Amerika voor anker in Tepliz Bay

het schip kwam op 22 oktober op drift en de groep bracht drie dagen door met het heroveren van het schip. Het schip werd op 12 November geëvacueerd vanwege het breken door ijs, maar het werd veilig geacht voor de bemanning om terug te keren tot 21 December, toen het schip onherstelbaar werd verpletterd. Op 22 januari 1904 verdween het schip, ofwel zinkend ofwel driftend ‘ s nachts. De eerste poging om de pool te bereiken begon op 7 Maart met 26 man en Fiala als kok. Slecht weer dwong hen om op 11 maart terug te keren naar het basiskamp. Een nieuwe poging op 25 maart duurde slechts twee dagen voordat de expeditie tot het volgende voorjaar moest wachten om het opnieuw te proberen. De mannen trokken zich terug naar Kaap Flora, hoewel ze op veertien na allemaal stopten in Kamp Abruzzi. Op 30 April trokken de meest enthousiaste mannen verder naar Kaap Flora, die ze op 16 mei bereikten, dezelfde dag dat een van de Noren stierf. Een hulpschip deed twee pogingen om de partij te bereiken die zomer,maar faalde.

de partij sleepte terug naar Kamp Abruzzi tussen 27 September en 20 November. Een nieuwe poging om de pool te bereiken begon op 15 maart 1905. Na een week bereikte de groep open water, en Fiala besloot terug te keren. De rest van het seizoen werd besteed aan het verplaatsen van voorraden en het verkennen. Fiala keerde terug naar Kamp Ziegler op 19 Juni, met de bemanning daar en op Cape Flora en Cape Dillon op het zuidwesten van McClintock Island. Het hulpschip Terra Nova arriveerde op 30 juli en vertrok op 6 augustus. Ziegler zelf stierf op 24 mei 1905, voordat de expeditie eindigde.De eerste Russische expeditie vond plaats in 1901, toen de ijsbreker Jermak naar de eilanden reisde. Bedoeld om de Noordpool te bereiken, had ze slechts een kwart van de benodigde kracht. M. P. Vasilev leidde deze expeditie om de meridiaan te meten die Tromsø in Mei verliet en Kaap Flora bereikte op 24 juli. Op 20 augustus keerde hij terug naar Tromsø.

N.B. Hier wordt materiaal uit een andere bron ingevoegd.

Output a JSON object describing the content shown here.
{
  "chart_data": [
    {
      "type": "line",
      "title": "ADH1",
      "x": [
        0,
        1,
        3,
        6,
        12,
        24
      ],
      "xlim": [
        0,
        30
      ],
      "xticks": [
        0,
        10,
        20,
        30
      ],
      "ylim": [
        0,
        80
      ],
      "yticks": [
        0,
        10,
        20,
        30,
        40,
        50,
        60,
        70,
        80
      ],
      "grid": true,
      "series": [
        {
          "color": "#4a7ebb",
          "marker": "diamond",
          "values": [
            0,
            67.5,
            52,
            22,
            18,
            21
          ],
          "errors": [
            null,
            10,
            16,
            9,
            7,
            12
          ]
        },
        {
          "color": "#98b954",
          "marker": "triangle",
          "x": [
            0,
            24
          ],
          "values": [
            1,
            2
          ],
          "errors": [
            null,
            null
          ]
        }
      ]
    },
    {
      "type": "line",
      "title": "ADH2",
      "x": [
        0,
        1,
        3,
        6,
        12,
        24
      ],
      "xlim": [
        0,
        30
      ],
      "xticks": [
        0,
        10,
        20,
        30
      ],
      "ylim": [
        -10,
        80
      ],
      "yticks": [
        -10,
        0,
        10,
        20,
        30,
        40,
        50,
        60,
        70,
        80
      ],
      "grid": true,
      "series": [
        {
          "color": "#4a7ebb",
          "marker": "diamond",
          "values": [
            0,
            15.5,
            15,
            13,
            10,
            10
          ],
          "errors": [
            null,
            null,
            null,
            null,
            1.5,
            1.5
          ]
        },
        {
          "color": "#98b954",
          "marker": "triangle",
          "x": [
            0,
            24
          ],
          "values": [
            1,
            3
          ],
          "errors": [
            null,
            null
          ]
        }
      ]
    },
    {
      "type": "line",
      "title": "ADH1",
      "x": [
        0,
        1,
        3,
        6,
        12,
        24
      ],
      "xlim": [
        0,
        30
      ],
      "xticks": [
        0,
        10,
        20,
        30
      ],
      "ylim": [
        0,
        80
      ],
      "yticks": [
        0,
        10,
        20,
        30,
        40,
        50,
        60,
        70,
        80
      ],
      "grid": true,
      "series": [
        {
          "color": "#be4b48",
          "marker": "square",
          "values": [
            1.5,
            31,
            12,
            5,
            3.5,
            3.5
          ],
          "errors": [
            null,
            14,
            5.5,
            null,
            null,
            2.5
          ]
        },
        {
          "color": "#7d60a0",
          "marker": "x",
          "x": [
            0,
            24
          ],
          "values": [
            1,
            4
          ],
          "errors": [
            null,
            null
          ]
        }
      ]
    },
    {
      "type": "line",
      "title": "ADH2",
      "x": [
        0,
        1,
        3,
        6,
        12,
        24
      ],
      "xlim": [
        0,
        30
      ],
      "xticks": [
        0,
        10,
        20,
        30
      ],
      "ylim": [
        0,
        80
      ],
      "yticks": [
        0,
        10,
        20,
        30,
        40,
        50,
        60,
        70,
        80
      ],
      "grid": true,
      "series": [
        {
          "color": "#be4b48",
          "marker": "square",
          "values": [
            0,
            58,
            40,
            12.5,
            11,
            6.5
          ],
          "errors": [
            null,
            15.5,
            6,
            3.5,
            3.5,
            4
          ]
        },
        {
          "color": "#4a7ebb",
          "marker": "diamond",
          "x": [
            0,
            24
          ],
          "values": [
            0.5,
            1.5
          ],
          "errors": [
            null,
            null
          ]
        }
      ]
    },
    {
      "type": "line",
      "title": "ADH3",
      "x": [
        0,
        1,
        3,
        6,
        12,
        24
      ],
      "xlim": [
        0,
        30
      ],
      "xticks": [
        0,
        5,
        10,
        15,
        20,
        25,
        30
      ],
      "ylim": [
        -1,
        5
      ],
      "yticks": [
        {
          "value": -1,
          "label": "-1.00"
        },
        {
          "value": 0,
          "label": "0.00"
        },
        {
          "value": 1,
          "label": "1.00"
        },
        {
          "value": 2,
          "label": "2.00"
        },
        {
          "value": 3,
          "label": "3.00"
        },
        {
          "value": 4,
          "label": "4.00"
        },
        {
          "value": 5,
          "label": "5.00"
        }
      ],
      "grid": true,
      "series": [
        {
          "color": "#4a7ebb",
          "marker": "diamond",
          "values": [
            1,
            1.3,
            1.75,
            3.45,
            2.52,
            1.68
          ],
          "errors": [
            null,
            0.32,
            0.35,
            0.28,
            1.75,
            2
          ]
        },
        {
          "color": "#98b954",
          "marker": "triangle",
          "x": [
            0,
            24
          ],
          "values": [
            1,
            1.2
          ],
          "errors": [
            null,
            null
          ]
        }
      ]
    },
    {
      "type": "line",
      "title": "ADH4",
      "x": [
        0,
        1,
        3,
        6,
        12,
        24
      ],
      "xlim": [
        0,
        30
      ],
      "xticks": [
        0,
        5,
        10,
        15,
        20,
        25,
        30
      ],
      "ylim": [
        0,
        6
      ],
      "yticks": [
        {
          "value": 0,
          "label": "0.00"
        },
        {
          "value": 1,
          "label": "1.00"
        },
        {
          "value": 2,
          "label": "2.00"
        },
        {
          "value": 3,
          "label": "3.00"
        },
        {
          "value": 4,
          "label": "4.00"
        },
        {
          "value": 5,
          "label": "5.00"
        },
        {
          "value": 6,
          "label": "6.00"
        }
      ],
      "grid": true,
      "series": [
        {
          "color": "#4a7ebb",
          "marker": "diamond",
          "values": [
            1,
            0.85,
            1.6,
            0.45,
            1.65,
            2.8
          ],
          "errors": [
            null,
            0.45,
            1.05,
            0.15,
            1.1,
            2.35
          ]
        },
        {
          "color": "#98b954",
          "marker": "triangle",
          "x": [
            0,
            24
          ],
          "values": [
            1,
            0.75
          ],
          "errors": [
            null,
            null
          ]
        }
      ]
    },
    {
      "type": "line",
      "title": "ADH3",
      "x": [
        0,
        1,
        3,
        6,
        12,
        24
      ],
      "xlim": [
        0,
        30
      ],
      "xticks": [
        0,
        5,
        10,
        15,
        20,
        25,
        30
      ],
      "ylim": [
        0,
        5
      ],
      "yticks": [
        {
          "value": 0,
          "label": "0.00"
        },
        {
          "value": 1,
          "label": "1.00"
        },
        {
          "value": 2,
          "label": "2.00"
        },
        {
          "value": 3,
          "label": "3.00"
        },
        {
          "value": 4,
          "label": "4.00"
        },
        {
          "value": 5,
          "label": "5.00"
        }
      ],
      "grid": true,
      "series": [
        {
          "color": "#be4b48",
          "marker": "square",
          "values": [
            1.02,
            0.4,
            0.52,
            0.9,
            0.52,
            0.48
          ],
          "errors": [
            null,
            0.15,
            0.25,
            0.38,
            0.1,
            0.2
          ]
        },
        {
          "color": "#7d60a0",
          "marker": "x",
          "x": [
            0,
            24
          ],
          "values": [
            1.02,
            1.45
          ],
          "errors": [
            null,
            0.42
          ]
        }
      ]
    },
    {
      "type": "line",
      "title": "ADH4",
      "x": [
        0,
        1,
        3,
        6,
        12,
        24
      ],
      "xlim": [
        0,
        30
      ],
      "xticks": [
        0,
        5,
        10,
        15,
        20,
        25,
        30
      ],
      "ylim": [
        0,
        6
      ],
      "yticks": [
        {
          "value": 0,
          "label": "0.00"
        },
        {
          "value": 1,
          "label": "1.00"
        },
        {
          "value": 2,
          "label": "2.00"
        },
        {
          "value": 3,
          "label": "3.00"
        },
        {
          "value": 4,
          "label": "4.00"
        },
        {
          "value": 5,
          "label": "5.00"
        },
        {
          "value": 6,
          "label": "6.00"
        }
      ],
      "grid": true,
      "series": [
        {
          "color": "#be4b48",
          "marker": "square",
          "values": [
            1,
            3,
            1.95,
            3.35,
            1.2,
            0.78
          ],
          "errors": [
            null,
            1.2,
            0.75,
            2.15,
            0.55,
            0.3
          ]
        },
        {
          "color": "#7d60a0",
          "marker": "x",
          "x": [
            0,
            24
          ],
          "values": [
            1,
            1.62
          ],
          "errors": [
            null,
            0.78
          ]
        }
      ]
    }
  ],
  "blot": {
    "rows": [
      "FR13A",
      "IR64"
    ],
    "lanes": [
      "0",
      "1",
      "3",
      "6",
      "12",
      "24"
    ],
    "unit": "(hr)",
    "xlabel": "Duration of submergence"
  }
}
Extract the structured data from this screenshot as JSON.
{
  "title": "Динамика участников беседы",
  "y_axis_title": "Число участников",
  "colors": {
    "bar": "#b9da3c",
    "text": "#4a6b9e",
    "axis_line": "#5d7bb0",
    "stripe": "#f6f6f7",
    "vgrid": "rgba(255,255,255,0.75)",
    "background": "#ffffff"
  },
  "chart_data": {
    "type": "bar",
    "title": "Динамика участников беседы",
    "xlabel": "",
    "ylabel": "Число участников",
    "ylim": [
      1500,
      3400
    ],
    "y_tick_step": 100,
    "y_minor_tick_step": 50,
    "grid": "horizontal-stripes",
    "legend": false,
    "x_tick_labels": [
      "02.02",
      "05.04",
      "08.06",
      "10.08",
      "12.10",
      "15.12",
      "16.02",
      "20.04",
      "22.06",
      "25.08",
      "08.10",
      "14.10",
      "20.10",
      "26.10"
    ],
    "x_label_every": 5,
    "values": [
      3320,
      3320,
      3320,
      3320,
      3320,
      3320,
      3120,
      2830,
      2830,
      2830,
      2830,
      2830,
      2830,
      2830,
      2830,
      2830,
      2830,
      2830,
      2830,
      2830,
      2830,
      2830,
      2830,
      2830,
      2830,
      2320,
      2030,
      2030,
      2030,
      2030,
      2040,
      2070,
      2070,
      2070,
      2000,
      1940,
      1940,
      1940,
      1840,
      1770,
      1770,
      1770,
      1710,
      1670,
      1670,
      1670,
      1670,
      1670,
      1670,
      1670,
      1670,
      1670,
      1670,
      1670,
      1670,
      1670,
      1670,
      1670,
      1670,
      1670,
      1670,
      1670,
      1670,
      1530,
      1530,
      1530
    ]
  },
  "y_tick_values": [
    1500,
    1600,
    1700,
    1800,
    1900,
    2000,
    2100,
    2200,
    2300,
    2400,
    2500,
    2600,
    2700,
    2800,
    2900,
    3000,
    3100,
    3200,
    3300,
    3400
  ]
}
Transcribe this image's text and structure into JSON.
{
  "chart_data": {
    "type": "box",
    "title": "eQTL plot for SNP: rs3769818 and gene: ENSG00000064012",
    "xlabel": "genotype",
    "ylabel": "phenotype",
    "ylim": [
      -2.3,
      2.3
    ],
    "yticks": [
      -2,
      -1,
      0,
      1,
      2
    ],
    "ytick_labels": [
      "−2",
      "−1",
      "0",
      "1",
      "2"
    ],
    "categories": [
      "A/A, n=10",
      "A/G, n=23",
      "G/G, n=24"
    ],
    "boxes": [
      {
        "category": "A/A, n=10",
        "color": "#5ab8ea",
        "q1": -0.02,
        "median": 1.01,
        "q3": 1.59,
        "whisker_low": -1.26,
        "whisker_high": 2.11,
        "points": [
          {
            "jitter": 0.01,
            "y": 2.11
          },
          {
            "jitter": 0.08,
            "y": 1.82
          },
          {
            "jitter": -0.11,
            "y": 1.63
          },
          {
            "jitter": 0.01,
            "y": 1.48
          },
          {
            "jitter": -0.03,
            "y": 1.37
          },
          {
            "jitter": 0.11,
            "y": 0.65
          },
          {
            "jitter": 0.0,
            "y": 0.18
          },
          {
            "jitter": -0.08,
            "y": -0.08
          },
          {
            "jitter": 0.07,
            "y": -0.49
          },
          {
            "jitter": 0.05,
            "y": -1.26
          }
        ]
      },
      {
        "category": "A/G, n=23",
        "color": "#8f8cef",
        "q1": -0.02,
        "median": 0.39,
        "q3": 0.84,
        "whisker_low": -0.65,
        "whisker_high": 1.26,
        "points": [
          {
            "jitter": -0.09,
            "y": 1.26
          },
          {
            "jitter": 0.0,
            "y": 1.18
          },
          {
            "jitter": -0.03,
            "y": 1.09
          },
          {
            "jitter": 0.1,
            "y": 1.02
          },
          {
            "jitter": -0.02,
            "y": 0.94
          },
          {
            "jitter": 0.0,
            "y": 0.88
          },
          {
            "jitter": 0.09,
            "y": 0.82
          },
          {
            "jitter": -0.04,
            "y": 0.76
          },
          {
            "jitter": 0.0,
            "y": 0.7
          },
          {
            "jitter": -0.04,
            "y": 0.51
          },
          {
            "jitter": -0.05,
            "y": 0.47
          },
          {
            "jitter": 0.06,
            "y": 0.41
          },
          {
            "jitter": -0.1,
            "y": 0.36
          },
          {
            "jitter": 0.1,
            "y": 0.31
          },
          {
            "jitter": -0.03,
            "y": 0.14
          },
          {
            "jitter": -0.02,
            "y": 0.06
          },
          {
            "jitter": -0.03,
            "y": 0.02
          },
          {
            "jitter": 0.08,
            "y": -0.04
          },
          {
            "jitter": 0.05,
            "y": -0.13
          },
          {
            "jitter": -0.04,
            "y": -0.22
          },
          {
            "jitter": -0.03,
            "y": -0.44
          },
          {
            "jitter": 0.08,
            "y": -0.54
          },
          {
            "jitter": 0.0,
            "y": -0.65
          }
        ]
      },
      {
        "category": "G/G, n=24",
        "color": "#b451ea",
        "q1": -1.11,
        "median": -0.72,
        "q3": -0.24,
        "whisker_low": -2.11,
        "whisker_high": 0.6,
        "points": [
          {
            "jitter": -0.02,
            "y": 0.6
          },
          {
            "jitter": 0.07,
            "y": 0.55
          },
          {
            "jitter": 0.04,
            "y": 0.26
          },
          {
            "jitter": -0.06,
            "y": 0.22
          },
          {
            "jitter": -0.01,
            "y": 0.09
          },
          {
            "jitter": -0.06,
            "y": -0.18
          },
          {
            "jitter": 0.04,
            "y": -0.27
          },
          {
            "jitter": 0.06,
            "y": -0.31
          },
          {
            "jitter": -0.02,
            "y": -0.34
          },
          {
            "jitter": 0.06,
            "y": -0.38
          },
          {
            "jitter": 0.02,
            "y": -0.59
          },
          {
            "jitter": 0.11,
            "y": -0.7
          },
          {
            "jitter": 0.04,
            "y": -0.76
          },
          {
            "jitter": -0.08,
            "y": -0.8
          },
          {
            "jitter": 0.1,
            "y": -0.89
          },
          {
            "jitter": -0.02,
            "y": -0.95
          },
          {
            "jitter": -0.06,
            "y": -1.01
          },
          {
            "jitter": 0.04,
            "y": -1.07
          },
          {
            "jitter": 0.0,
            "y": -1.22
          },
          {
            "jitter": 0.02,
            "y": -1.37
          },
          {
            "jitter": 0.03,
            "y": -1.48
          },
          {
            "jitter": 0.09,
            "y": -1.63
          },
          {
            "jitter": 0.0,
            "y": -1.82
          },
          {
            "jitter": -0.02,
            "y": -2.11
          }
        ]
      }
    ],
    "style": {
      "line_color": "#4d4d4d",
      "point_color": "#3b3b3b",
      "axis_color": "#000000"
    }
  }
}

hydroloog Georgi Sedov leidde de volgende expeditie, die op 15 augustus 1912 aan boord kwam van Archangelsk aan boord van de Svjatoj Muchenik Foka. De ijsomstandigheden dwongen de groep om de eerste winter door te brengen bij Novaja Zemlja, waarna ze in het seizoen 1913 oprukte naar Kaap Flora en op 1 September arriveerde. Na de oprichting van een overwinteringsbasis in Tikhaya Bay op Hooker Island vanaf 7 September, onder de wetenschappelijke studies waren de eerste sneeuwmetingen van de archipel en het vaststellen dat veranderingen in het magnetische veld opgetreden in cycli van vijftien jaar. De expeditie voerde ook topografische onderzoeken uit van het omliggende gebied. Scheurbuik kwam in de tweede winter en doodde een machinist. Ondanks het ontbreken van ervaring of voldoende voorzieningen, besloot Sedov om door te gaan en naar de pool te marcheren. Hij en twee matrozen begonnen op 15 februari 1914, ondanks dat Sedov op dat moment ziek was. Zijn toestand verslechterde en hij stierf op 6 maart, waarna de matrozen op 19 maart terugkeerden naar het schip. De expeditie vertrok op 30 juli naar het vasteland en op 1 augustus kwamen ze twee overlevenden van de Brusilov-expeditie tegen, waaronder valeriaan Albanov, die de Noordelijke Zeeroute had verkend.Hertha werd gestuurd om de expeditie te vinden en de kapitein, I. I. Islyamov, hijste een Russische vlag bij Kaap Flora en riep de Russische soevereiniteit over de archipel uit. De beweging werd aangewakkerd door de aanhoudende Wereldoorlog I te midden van de Russische angst dat de centrale machten zich zouden vestigen in de archipel. De Poolse vliegenier Jan Nagórski vloog naar Franz Josef Land om de groep van Sedov te bereiken, terwijl de Andromeda om dezelfde reden vertrok, maar beide vermeende reddingsmissies vonden niets anders dan voorraden, hoewel de bemanning van het schip uiteindelijk in staat was om het niet-bestaan van Peterman Land en koning Oscar Land vast te stellen.